Elisabeth Kirstine Frederiksen (1845–1903) was a Danish pedagogue, writer and women's activist. Influenced by study trips to the United States, she was a pioneer of visual pedagogy in Denmark, publishing Anskuelsesundervisning, Haandbog for Lærere (Visual Instruction: a Handbook for Teachers) in 1889. She was also an active contributor to the women's movement, chairing the Women Readers' Association from 1875 to 1879, and the Danish Women's Society from 1887 to 1894.

==Biography==
Born on 6 February 1845 in Fuglsang Manor on the Danish island of Lolland, Frederiksen was the eldest daughter of estate owner and farmer Johannes Ditlev Friderichsen (1791–1861) and Maria Hansen (1811–1901), and was the younger sister of Niels Christian Frederiksen and Erhard Frederiksen. In 1870 she travelled to London, and in 1872 to Italy and Switzerland, before settling in Copenhagen, where she became active in supporting women's rights, especially by heading the Women Readers' Association. When she was 33, she began to study stenography, becoming the first woman in Denmark to pass the qualifying examination in 1878. However, as a woman, she was refused a position as a stenographer at the Rigsdag.

In 1879, after qualifying as a teacher, she taught at Frederiksberg's state school from 1879 to 1895, and taught pedagogy at N. Zahle's School in Copenhagen from 1882 to 1844.
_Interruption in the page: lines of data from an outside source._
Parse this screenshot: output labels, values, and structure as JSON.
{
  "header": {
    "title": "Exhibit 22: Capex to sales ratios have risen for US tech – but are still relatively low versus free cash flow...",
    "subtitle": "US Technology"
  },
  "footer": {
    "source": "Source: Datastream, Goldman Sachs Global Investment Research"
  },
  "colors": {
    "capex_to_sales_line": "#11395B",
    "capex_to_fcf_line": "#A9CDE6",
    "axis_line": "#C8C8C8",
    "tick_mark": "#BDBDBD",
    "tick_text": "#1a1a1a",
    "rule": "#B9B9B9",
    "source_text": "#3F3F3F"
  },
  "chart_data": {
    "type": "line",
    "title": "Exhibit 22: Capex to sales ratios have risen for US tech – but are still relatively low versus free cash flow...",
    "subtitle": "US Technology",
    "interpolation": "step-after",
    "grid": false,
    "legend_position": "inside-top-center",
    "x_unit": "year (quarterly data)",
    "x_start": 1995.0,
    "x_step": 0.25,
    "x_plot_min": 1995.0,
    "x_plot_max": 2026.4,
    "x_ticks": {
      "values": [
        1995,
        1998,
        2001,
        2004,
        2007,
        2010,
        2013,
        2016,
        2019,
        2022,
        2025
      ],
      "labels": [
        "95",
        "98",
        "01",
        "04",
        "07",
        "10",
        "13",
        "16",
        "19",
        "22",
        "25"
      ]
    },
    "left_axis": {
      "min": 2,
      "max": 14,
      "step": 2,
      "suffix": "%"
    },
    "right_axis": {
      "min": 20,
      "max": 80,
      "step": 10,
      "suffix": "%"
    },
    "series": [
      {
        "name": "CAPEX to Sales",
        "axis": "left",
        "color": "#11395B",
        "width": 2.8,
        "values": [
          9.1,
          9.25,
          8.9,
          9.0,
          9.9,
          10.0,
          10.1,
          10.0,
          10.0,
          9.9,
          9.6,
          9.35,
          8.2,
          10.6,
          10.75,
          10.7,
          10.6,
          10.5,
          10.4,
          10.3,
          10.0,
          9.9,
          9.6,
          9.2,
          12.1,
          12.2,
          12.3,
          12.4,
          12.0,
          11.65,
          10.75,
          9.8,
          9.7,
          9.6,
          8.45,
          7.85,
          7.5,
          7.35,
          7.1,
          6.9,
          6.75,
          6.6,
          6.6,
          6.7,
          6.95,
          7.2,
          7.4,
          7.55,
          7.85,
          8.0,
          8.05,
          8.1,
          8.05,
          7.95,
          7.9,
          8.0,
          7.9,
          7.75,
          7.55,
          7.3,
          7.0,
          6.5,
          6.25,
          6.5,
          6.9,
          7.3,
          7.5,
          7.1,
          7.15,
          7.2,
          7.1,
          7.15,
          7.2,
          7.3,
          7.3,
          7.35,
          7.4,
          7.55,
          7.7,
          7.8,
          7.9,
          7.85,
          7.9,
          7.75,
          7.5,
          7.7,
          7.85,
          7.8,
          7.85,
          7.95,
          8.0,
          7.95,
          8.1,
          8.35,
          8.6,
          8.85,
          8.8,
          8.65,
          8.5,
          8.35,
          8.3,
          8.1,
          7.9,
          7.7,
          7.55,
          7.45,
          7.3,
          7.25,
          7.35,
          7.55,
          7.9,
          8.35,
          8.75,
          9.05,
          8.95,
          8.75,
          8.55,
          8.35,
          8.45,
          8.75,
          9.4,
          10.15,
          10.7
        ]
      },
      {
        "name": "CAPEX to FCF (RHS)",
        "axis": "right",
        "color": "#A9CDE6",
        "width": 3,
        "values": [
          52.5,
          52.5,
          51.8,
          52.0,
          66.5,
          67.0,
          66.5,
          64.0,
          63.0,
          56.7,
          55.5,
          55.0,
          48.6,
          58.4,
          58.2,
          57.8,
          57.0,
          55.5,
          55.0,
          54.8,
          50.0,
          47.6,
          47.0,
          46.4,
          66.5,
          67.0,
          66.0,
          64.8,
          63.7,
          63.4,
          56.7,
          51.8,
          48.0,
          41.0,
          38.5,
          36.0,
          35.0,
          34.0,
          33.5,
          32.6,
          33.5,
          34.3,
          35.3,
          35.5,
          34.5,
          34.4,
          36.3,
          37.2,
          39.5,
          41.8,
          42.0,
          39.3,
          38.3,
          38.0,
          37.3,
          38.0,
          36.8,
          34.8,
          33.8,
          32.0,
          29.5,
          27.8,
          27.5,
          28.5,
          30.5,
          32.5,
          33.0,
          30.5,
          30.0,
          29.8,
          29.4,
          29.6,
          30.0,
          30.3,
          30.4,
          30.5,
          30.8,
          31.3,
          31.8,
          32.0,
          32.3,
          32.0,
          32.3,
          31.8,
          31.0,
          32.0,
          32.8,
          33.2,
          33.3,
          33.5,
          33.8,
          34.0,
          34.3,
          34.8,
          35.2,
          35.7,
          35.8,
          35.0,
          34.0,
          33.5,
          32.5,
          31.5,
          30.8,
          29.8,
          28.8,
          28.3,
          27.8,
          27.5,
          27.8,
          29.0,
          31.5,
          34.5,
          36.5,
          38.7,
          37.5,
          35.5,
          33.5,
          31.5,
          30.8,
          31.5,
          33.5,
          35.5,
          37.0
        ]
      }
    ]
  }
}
Although Frederiksen did not undertake university studies, in 1891 she received the University of Copenhagen's gold medal for her pedagogical dissertation, De vigtigste almene Love for Opdragelsen, som lader sig udlede af den nyere Psykologi og Etik, a work which was never published. She had, however, already begun publishing in the 1880s, contributing critical articles to journals such as Vor Ungdom, and writing books on teaching methods including Anskuelsesundervisning (1889), Barnets Sjæleliv (1890), and Amerikanske Undervisnings-Eksperimenter (1896). Following her study trips to the United States and Germany, she suggested that in their first school years, Danish children should be encouraged to learn on the basis of their senses of smell, taste, sight and feeling, rather than on reading books.

As a women's rights activist, Frederiksen chaired the Women Readers' Association from 1875 to 1879. In 1875, she presented a lecture on English women's voluntary contributions to society, and worked to make the association more suited to the needs of university students. She chaired the Danish Women's Society from 1887 to 1894, and was one of its most effective leaders, until she began to suffer from serious health problems. She was also a board member of the Women's Art College, Tegne- og Kunstindustriskolen for Kvinder.

In 1903, Frederiksen travelled to the United States with her friend Augusta Fenger. She died on 31 August 1903, while staying in the Allegheny Mountains.